Event-based Background-Oriented Schlieren

  • paper_url: http://arxiv.org/abs/2311.00434
  • repo_url: https://github.com/tub-rip/event_based_bos
  • paper_authors: Shintaro Shiba, Friedhelm Hamann, Yoshimitsu Aoki, Guillermo Gallego
  • For: This paper is written to explore the use of event cameras for schlieren imaging, a technique used to observe the flow of transparent media such as air or water.* Methods: The paper uses a novel technique that combines event data and frames to perceive air convection, and formulates the problem as a variational optimization problem.* Results: The proposed method is shown to obtain on par results with existing frame-based optical flow techniques, and works under dark conditions where frame-based schlieren fails. Additionally, the method enables slow-motion analysis.Here is the information in Simplified Chinese text:* For: 这篇论文是用来探索使用事件摄像机进行斜扫图像技术,用于观察透明媒体如空气或水的流动。* Methods: 这篇论文使用了一种新的方法,将事件数据和帧数据结合起来感知空气循环,并将问题转化为一个可变优化问题。* Results: 提议的方法能够与现有的帧基于的光流计算机相比,并在黑暗条件下工作,而 frame-based 斜扫技术失败。此外,方法还可以进行慢动作分析。
    Abstract Schlieren imaging is an optical technique to observe the flow of transparent media, such as air or water, without any particle seeding. However, conventional frame-based techniques require both high spatial and temporal resolution cameras, which impose bright illumination and expensive computation limitations. Event cameras offer potential advantages (high dynamic range, high temporal resolution, and data efficiency) to overcome such limitations due to their bio-inspired sensing principle. This paper presents a novel technique for perceiving air convection using events and frames by providing the first theoretical analysis that connects event data and schlieren. We formulate the problem as a variational optimization one combining the linearized event generation model with a physically-motivated parameterization that estimates the temporal derivative of the air density. The experiments with accurately aligned frame- and event camera data reveal that the proposed method enables event cameras to obtain on par results with existing frame-based optical flow techniques. Moreover, the proposed method works under dark conditions where frame-based schlieren fails, and also enables slow-motion analysis by leveraging the event camera's advantages. Our work pioneers and opens a new stack of event camera applications, as we publish the source code as well as the first schlieren dataset with high-quality frame and event data. https://github.com/tub-rip/event_based_bos
    摘要 《Schlieren成像技术是一种用于观察透明媒体流动的光学技术,无需添加任何粒子杂料。然而,传统的帧基技术需要高分辨率和高时间分辨率的摄像机,这会带来严重的照明和计算限制。事件摄像机具有优势(高动态范围、高时间分辨率和数据效率),这些优势可以让我们超越传统的约束。本文提出了一种使用事件和帧来实现空气擦拂的观察方法,并提供了首次对事件数据和约束之间的连接的理论分析。我们将问题定义为一种变分优化问题,将线性化事件生成模型与物理上有理的参数化联合起来,以估计空气密度的时间导数。实验结果表明,我们提出的方法可以使事件摄像机与现有的帧基光学流动技术相当。此外,我们的方法在黑暗条件下也可以工作,并且可以利用事件摄像机的优势进行慢动作分析。我们的工作开启了新的事件摄像机应用领域,同时我们也发布了高质量帧和事件数据的首个Schlieren数据集。请参考我们的GitHub地址:https://github.com/tub-rip/event_based_bos。

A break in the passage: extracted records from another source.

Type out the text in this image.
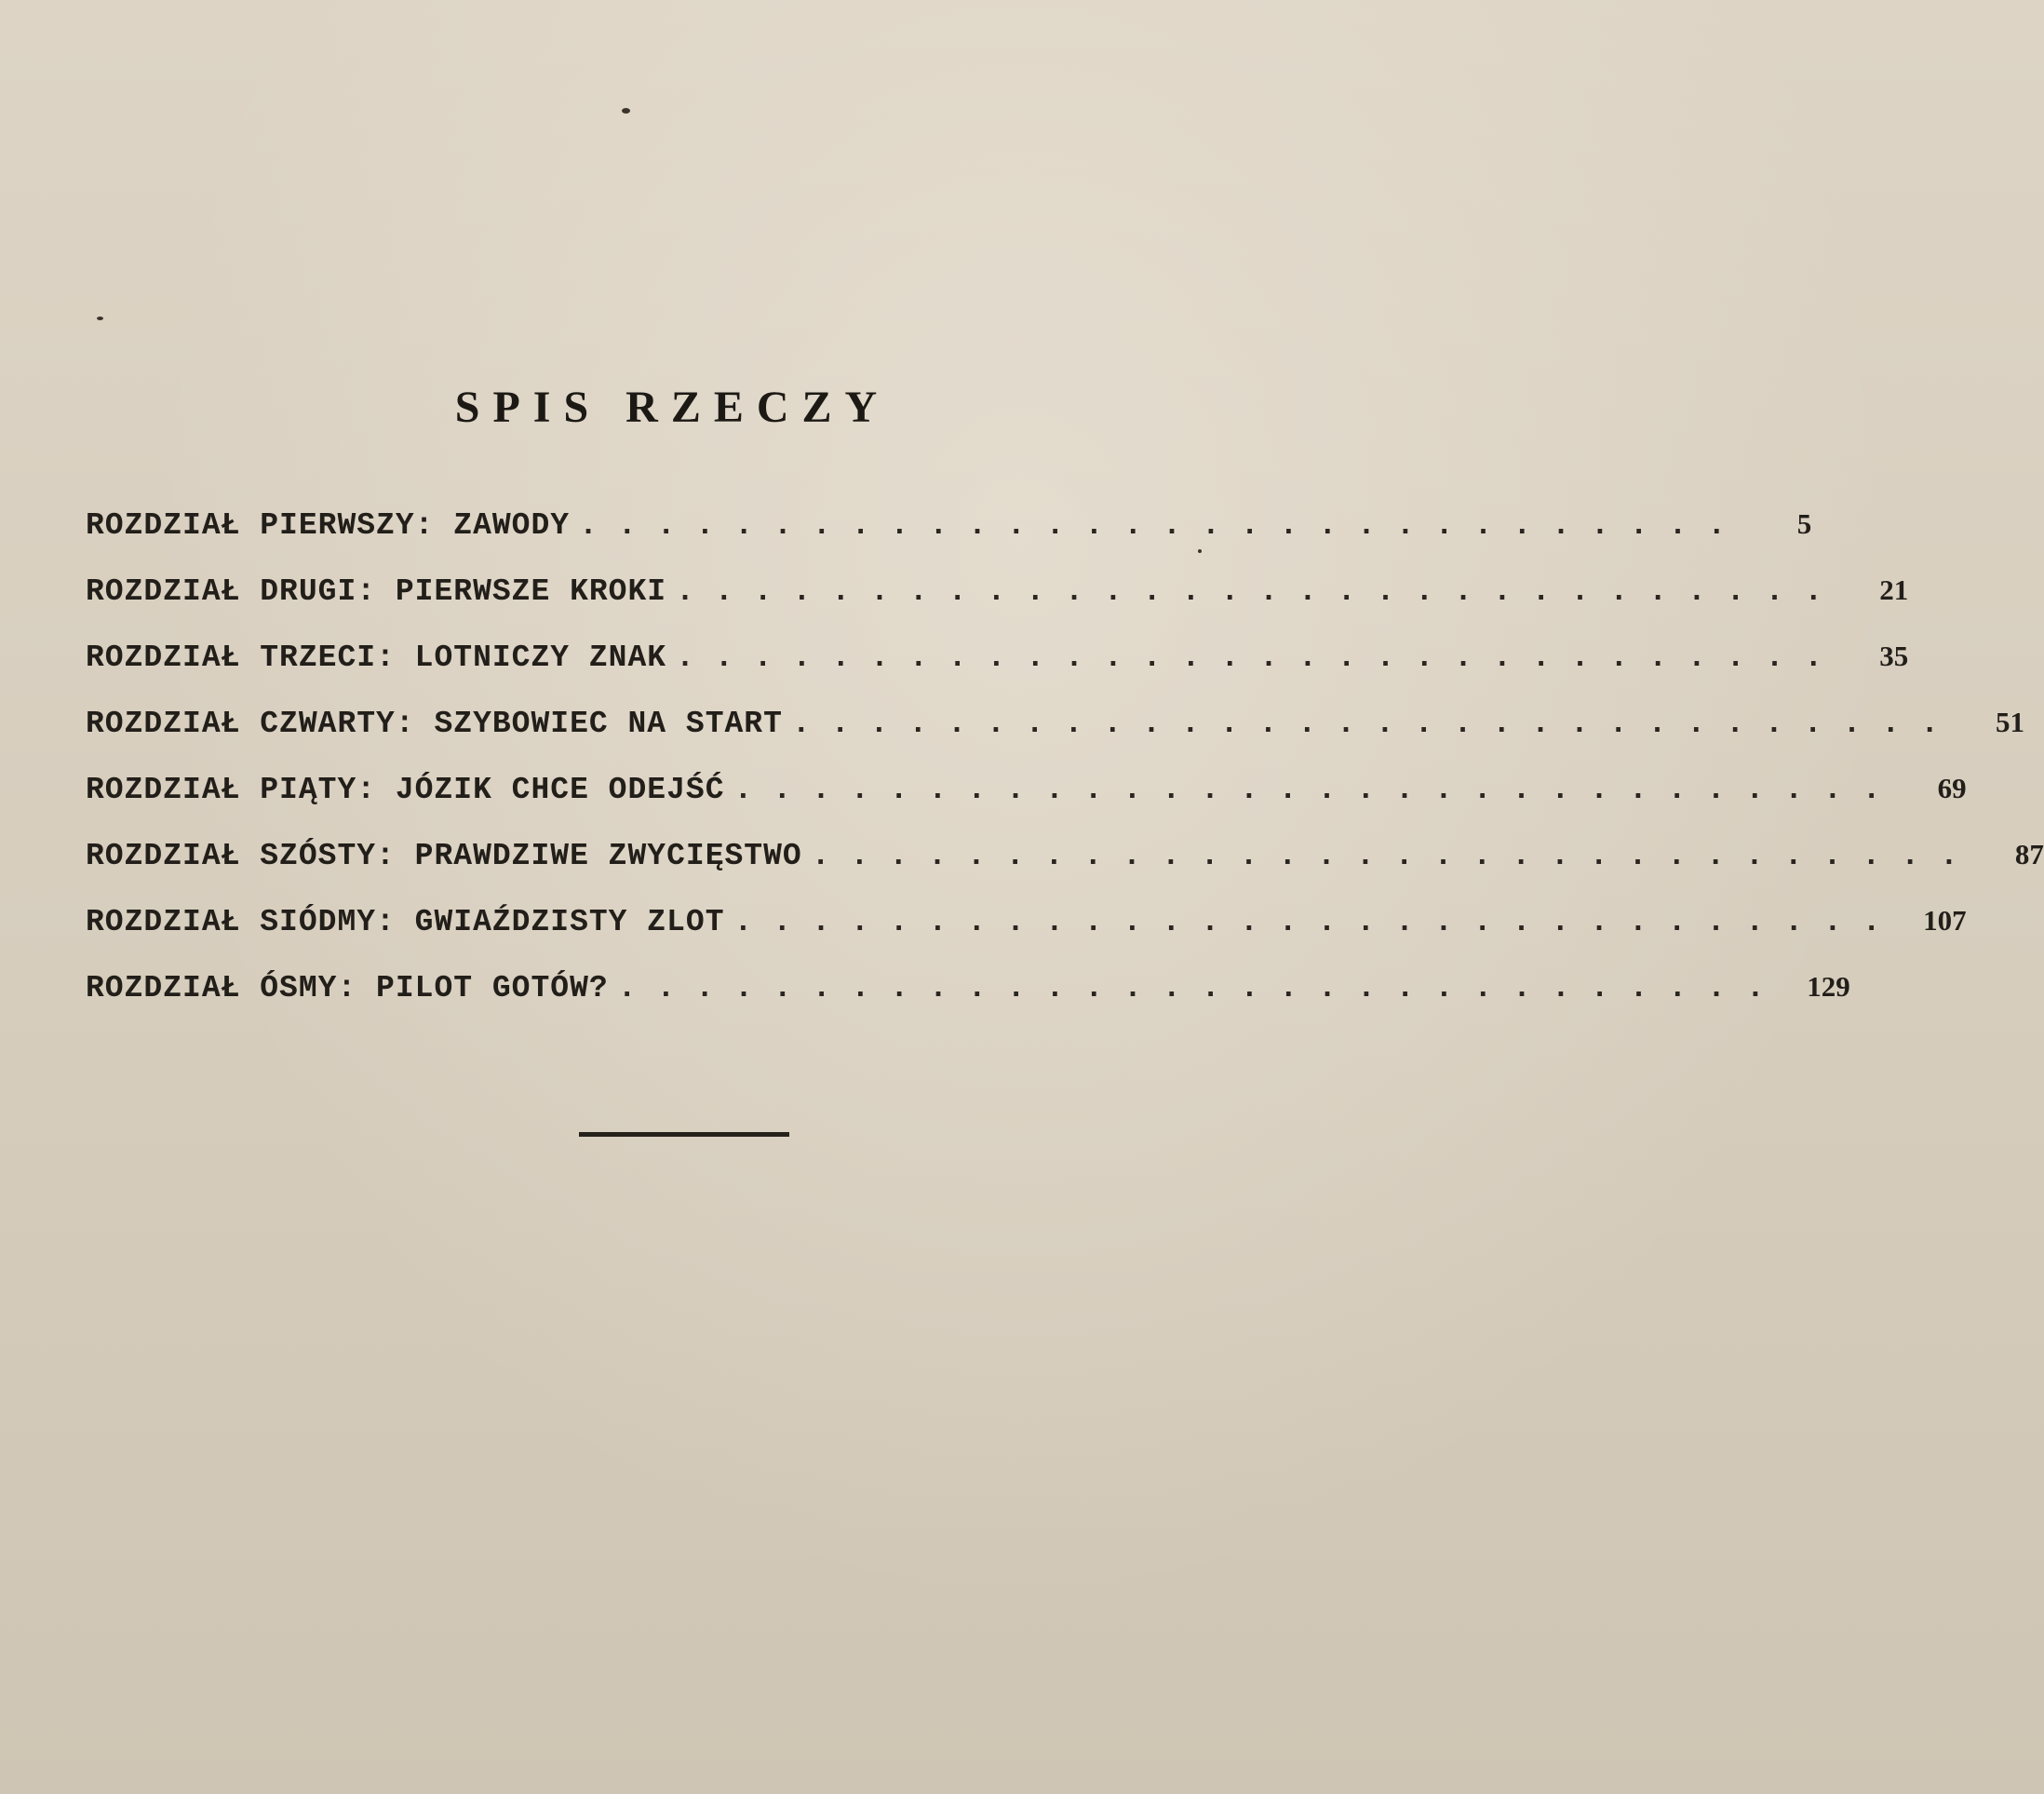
SPIS RZECZY
ROZDZIAŁ PIERWSZY: ZAWODY ..............................	5
ROZDZIAŁ DRUGI: PIERWSZE KROKI ..............................	21
ROZDZIAŁ TRZECI: LOTNICZY ZNAK ..............................	35
ROZDZIAŁ CZWARTY: SZYBOWIEC NA START ..............................	51
ROZDZIAŁ PIĄTY: JÓZIK CHCE ODEJŚĆ ..............................	69
ROZDZIAŁ SZÓSTY: PRAWDZIWE ZWYCIĘSTWO ..............................	87
ROZDZIAŁ SIÓDMY: GWIAŹDZISTY ZLOT .............................. 107
ROZDZIAŁ ÓSMY: PILOT GOTÓW? .............................. 129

Feature-oriented Deep Learning Framework for Pulmonary Cone-beam CT (CBCT) Enhancement with Multi-task Customized Perceptual Loss

  • paper_url: http://arxiv.org/abs/2311.00412
  • repo_url: https://github.com/zhujiarui42/cfp-loss
  • paper_authors: Jiarui Zhu, Werxing Chen, Hongfei Sun, Shaohua Zhi, Jing Qin, Jing Cai, Ge Ren
    for: This paper aims to enhance the quality of cone-beam computed tomography (CBCT) images for cancer treatment planning by using a deep learning-based feature-oriented framework.methods: The proposed framework consists of two main components: a multi-task learning feature-selection network (MTFS-Net) and a CBCT-to-CT translation network guided by feature-to-feature perceptual loss. The MTFS-Net customizes a perceptual loss function, while the CBCT-to-CT translation network uses advanced generative models such as U-Net, GAN, and CycleGAN.results: The proposed framework can generate synthesized CT (sCT) images for the lung that have a high similarity to CT images, with an average SSIM index of 0.9869 and an average PSNR index of 39.9621. The sCT images also exhibit visually pleasing performance with effective artifacts suppression, noise reduction, and distinctive anatomical details preservation. The proposed framework outperforms state-of-the-art models for pulmonary CBCT enhancement.
    Abstract Cone-beam computed tomography (CBCT) is routinely collected during image-guided radiation therapy (IGRT) to provide updated patient anatomy information for cancer treatments. However, CBCT images often suffer from streaking artifacts and noise caused by under-rate sampling projections and low-dose exposure, resulting in low clarity and information loss. While recent deep learning-based CBCT enhancement methods have shown promising results in suppressing artifacts, they have limited performance on preserving anatomical details since conventional pixel-to-pixel loss functions are incapable of describing detailed anatomy. To address this issue, we propose a novel feature-oriented deep learning framework that translates low-quality CBCT images into high-quality CT-like imaging via a multi-task customized feature-to-feature perceptual loss function. The framework comprises two main components: a multi-task learning feature-selection network(MTFS-Net) for customizing the perceptual loss function; and a CBCT-to-CT translation network guided by feature-to-feature perceptual loss, which uses advanced generative models such as U-Net, GAN and CycleGAN. Our experiments showed that the proposed framework can generate synthesized CT (sCT) images for the lung that achieved a high similarity to CT images, with an average SSIM index of 0.9869 and an average PSNR index of 39.9621. The sCT images also achieved visually pleasing performance with effective artifacts suppression, noise reduction, and distinctive anatomical details preservation. Our experiment results indicate that the proposed framework outperforms the state-of-the-art models for pulmonary CBCT enhancement. This framework holds great promise for generating high-quality anatomical imaging from CBCT that is suitable for various clinical applications.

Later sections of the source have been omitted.